2. パレスチナ人とユダヤ人の対立はいつごろから始まったのか?
シオニズム運動により、ユダヤ教徒のパレスチナ移住が加速した第一次大戦後から、小さな衝突はあったが、1929年の「西の壁事件」(西の壁を含むエルサレムは、数百年のイスラム教徒の統治の下、イスラム教徒が同地を管理していた。ユダヤ教徒は壁や周辺の現状を変えないことで礼拝を認められてきたが、力をつけたユダヤ教徒が幕を張り、シオニストの旗をたて、デモ行進をしたことが発端となり、双方に数百人の死傷者が出た。)以降、激しさを増し、第二次大戦後のイスラエル建国により決定的になる。
1791年フランスで「ユダヤ教徒解放令」が成立するなど、西欧ではユダヤ人に対する法的差別は徐々に廃止されていった。が、反ユダヤ感情は根強く残り、またロシア、東欧では19世紀末から20世紀初頭にかけ、「ポグロム」と呼ばれるユダヤ人への襲撃・略奪が繰り返された。19世紀後半より、ユダヤ人の中に自分たちの祖国を作ろうというシオニズム運動が生まれた。「ポグロム」を逃れ、ロシア・東欧からのパレスチナへの移住が始まった。
第一次大戦でイギリスはいわゆる三枚舌外交で、オスマントルコの領有していた領土について、フランスとは領土の分割、アラブ人にはアラブ国家の建設、そしてユダヤ人にはユダヤ国家建設を約束した(1917年バルフォア宣言)。第一次世界大戦後ユダヤ人の移住は加速し、イスラム教徒のパレスチナ人の危機感は高まり1929年には「嘆きの壁事件」が起こった。
シオニズムによる移民が始まる前のパレスチナの総人口は約50万人で、イスラム教徒80%以上、キリスト教徒10%、ユダヤ教徒は5%(2.5万人)ほどだったと推定される。1922年は総人口(ベドウィンは含まず)約76万人でイスラム教徒78%(59万人)、キリスト教徒10%(7万人余)、ユダヤ教徒11%(8万人余)であった。
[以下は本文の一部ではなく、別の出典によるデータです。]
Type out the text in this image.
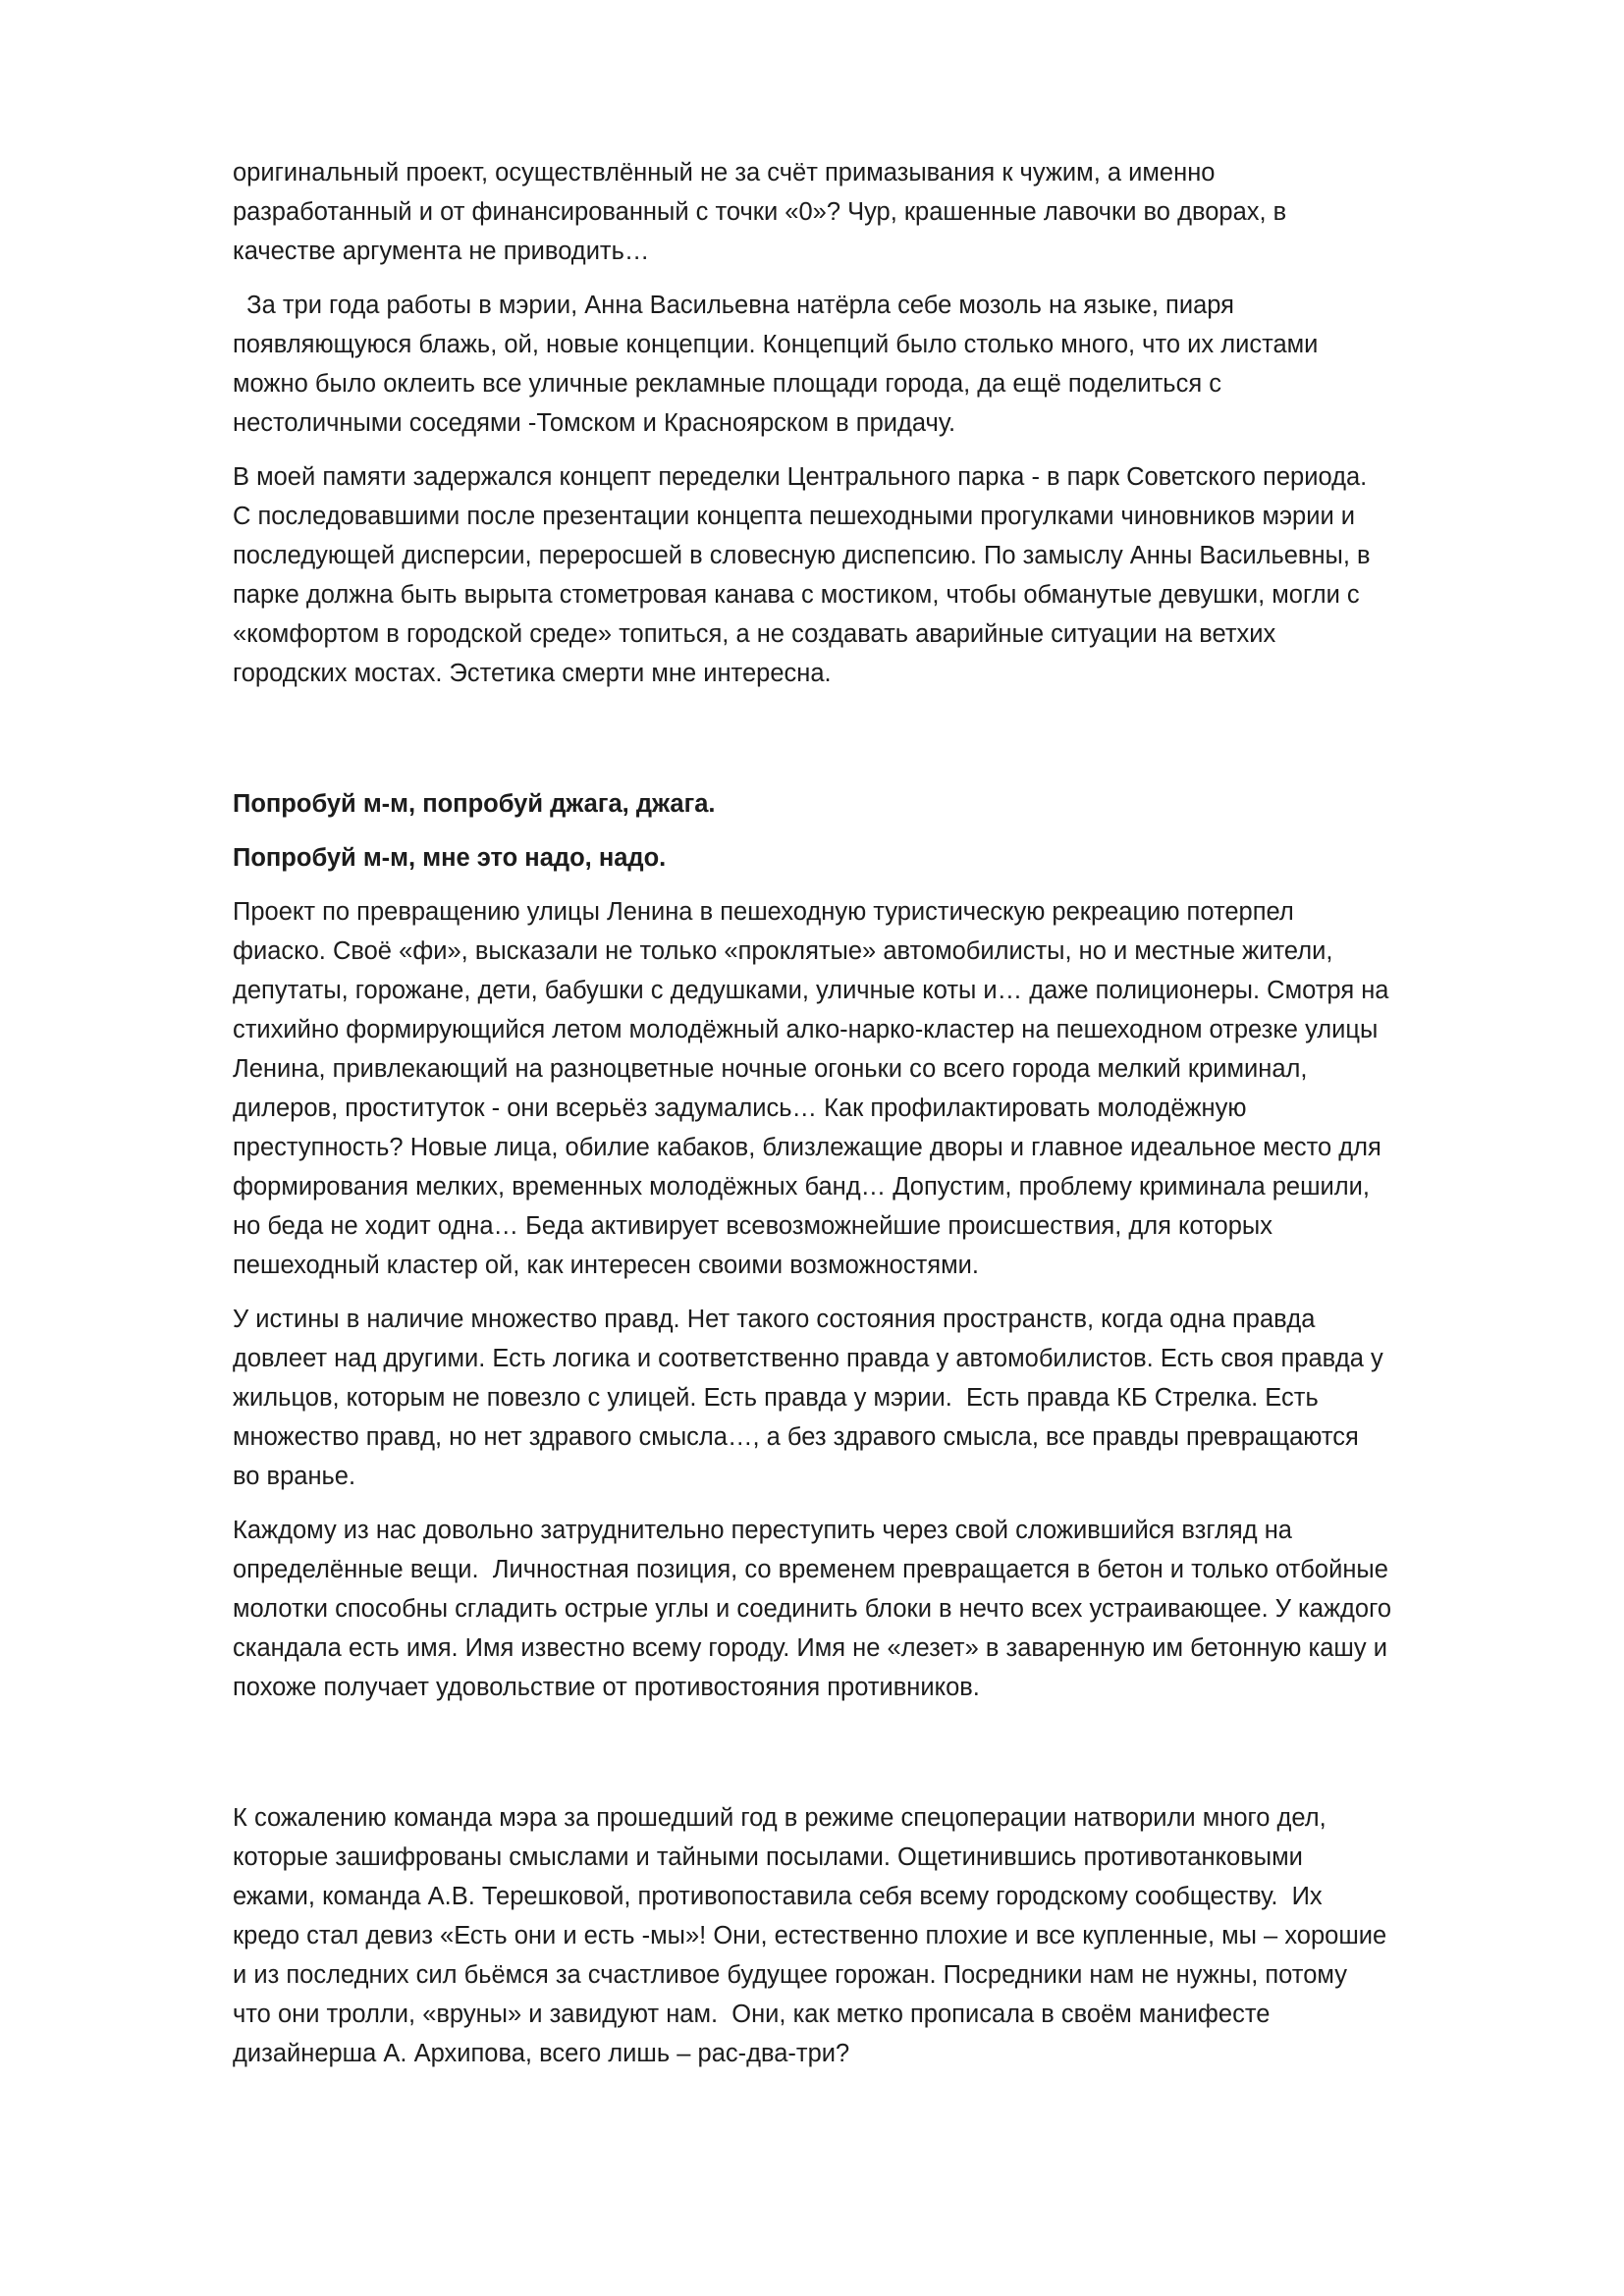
оригинальный проект, осуществлённый не за счёт примазывания к чужим, а именно разработанный и от финансированный с точки «0»? Чур, крашенные лавочки во дворах, в качестве аргумента не приводить…

За три года работы в мэрии, Анна Васильевна натёрла себе мозоль на языке, пиаря появляющуюся блажь, ой, новые концепции. Концепций было столько много, что их листами можно было оклеить все уличные рекламные площади города, да ещё поделиться с нестоличными соседями -Томском и Красноярском в придачу.

В моей памяти задержался концепт переделки Центрального парка - в парк Советского периода. С последовавшими после презентации концепта пешеходными прогулками чиновников мэрии и последующей дисперсии, переросшей в словесную диспепсию. По замыслу Анны Васильевны, в парке должна быть вырыта стометровая канава с мостиком, чтобы обманутые девушки, могли с «комфортом в городской среде» топиться, а не создавать аварийные ситуации на ветхих городских мостах. Эстетика смерти мне интересна.

Попробуй м-м, попробуй джага, джага.

Попробуй м-м, мне это надо, надо.

Проект по превращению улицы Ленина в пешеходную туристическую рекреацию потерпел фиаско. Своё «фи», высказали не только «проклятые» автомобилисты, но и местные жители, депутаты, горожане, дети, бабушки с дедушками, уличные коты и… даже полиционеры. Смотря на стихийно формирующийся летом молодёжный алко-нарко-кластер на пешеходном отрезке улицы Ленина, привлекающий на разноцветные ночные огоньки со всего города мелкий криминал, дилеров, проституток - они всерьёз задумались… Как профилактировать молодёжную преступность? Новые лица, обилие кабаков, близлежащие дворы и главное идеальное место для формирования мелких, временных молодёжных банд… Допустим, проблему криминала решили, но беда не ходит одна… Беда активирует всевозможнейшие происшествия, для которых пешеходный кластер ой, как интересен своими возможностями.

У истины в наличие множество правд. Нет такого состояния пространств, когда одна правда довлеет над другими. Есть логика и соответственно правда у автомобилистов. Есть своя правда у жильцов, которым не повезло с улицей. Есть правда у мэрии.  Есть правда КБ Стрелка. Есть множество правд, но нет здравого смысла…, а без здравого смысла, все правды превращаются во вранье.

Каждому из нас довольно затруднительно переступить через свой сложившийся взгляд на определённые вещи.  Личностная позиция, со временем превращается в бетон и только отбойные молотки способны сгладить острые углы и соединить блоки в нечто всех устраивающее. У каждого скандала есть имя. Имя известно всему городу. Имя не «лезет» в заваренную им бетонную кашу и похоже получает удовольствие от противостояния противников.

К сожалению команда мэра за прошедший год в режиме спецоперации натворили много дел, которые зашифрованы смыслами и тайными посылами. Ощетинившись противотанковыми ежами, команда А.В. Терешковой, противопоставила себя всему городскому сообществу.  Их кредо стал девиз «Есть они и есть -мы»! Они, естественно плохие и все купленные, мы – хорошие и из последних сил бьёмся за счастливое будущее горожан. Посредники нам не нужны, потому что они тролли, «вруны» и завидуют нам.  Они, как метко прописала в своём манифесте дизайнерша А. Архипова, всего лишь – рас-два-три?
その後、移住は加速し、1932年は総人口(ベドウィン含む)104万人でイスラム教徒73%(76万人)、キリスト教徒9%(9万人余)、ユダヤ教徒16%(17万人余)。そしてイスラエル建国前の1947年は総人口191万人でイスラム教徒61%(116万人)、キリスト教徒8%弱(15万人弱)、ユダヤ教徒31%(59万人)と、イスラエル人の比率は急上昇していった。